‘Self-reliance’ doctrine is put to the test by Covid-19
IT’S a country that has largely created its own isolation. Secretive and authoritarian, it’s only when the leadership of Kim Jong-un allows do we hear much about North Korea.
The strategy of cutting itself off has served the regime well, until last week, that is, when North Korean health authorities admitted their first cases of coronavirus.
Now the Asian nation’s official ideology of self-reliance known as “juche” is being put to the ultimate test.
According to state broadcaster Korean Central Television, as of May 15, there were 240,459 people treated for the “malignant virus” in the capital
Pyongyang, accounting for roughly 7 per cent of the city’s population
But since then, wider figures show almost two million cases of Covid-19 across the country of 25 million people have been reported, although only a handful of patients officially tested positive for coronavirus.
In a country where huge swathes of the population are unvaccinated and susceptible to disease due to chronic malnourishment and where a dilapidated healthcare system lacks supplies of basic drugs and equipment, it’s hard to overstate the impact the virus will have on North Korea.
However, this has not stopped the country’s authorities in the capital Pyongyang from steadfastly refusing offers of international assistance.
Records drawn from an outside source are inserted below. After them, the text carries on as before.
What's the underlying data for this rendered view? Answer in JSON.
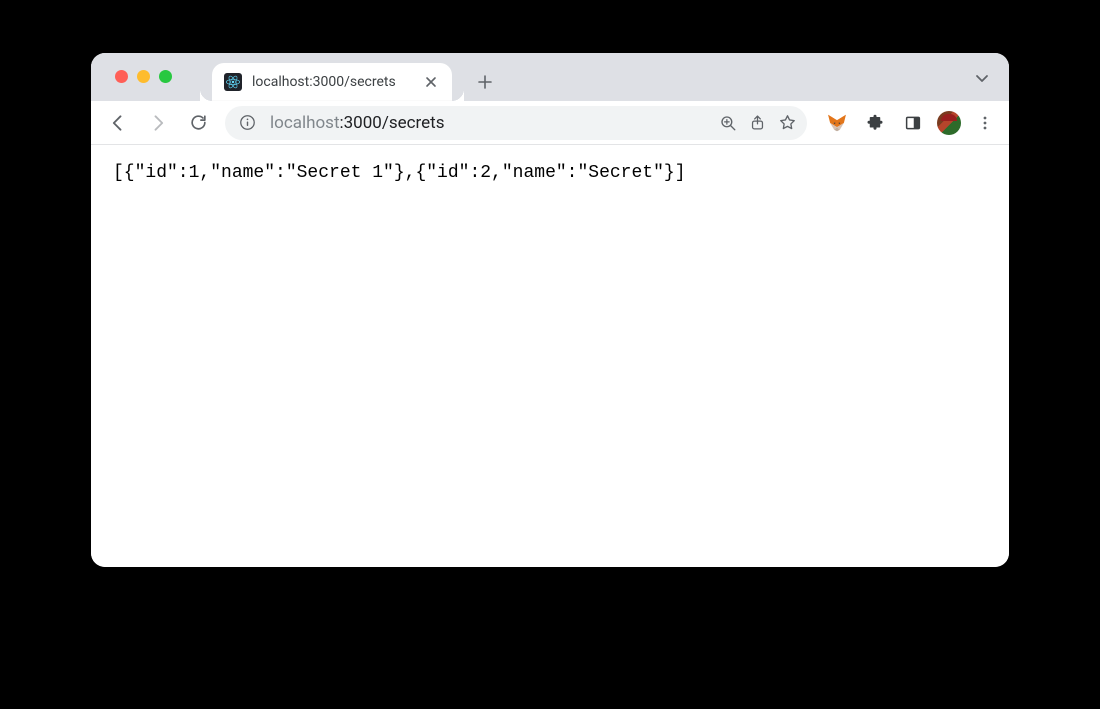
{
  "tab": {
    "title": "localhost:3000/secrets",
    "favicon": "react-icon"
  },
  "toolbar": {
    "url_dim_prefix": "localhost",
    "url_rest": ":3000/secrets"
  },
  "icons": {
    "traffic_red": "window-close",
    "traffic_yellow": "window-minimize",
    "traffic_green": "window-zoom",
    "back": "back",
    "forward": "forward",
    "reload": "reload",
    "info": "site-info",
    "zoom": "zoom",
    "share": "share",
    "star": "bookmark-star",
    "ext_fox": "metamask",
    "ext_puzzle": "extensions-puzzle",
    "ext_panel": "side-panel",
    "avatar": "profile-avatar",
    "menu": "kebab-menu",
    "caret": "tab-search",
    "new_tab": "new-tab",
    "close_tab": "close-tab"
  },
  "page_body": "[{\"id\":1,\"name\":\"Secret 1\"},{\"id\":2,\"name\":\"Secret\"}]",
  "page_json": [
    {
      "id": 1,
      "name": "Secret 1"
    },
    {
      "id": 2,
      "name": "Secret"
    }
  ]
}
Both the United States and South Korea have so far not received a response to offers to help tackle the outbreak, including by sending aid, according to South Korean officials.
Likewise, the World Health Organisation (WHO), which is “deeply concerned at the risk of further spread”, said North Korea had not responded to requests for information about the outbreak.
As is so often the case, Pyongyang appears to have moved in the direction of China for help. According to local press reports in South Korea, aircraft operated by North Korea’s national carrier this week flew to China to pick up pandemic supplies and deliver them to Pyongyang.
The Chinese foreign ministry said last week that China was “ready to go all-out to provide support and assistance to North Korea in fighting the virus”.
The danger here, of course, as the WHO has pointed out, is that apart from the devastating impact it will have on North Koreans themselves, an unchecked spread could give rise to deadlier new variants. Kim’s regime, it seems, is not as isolated or self-reliant as it would like to believe.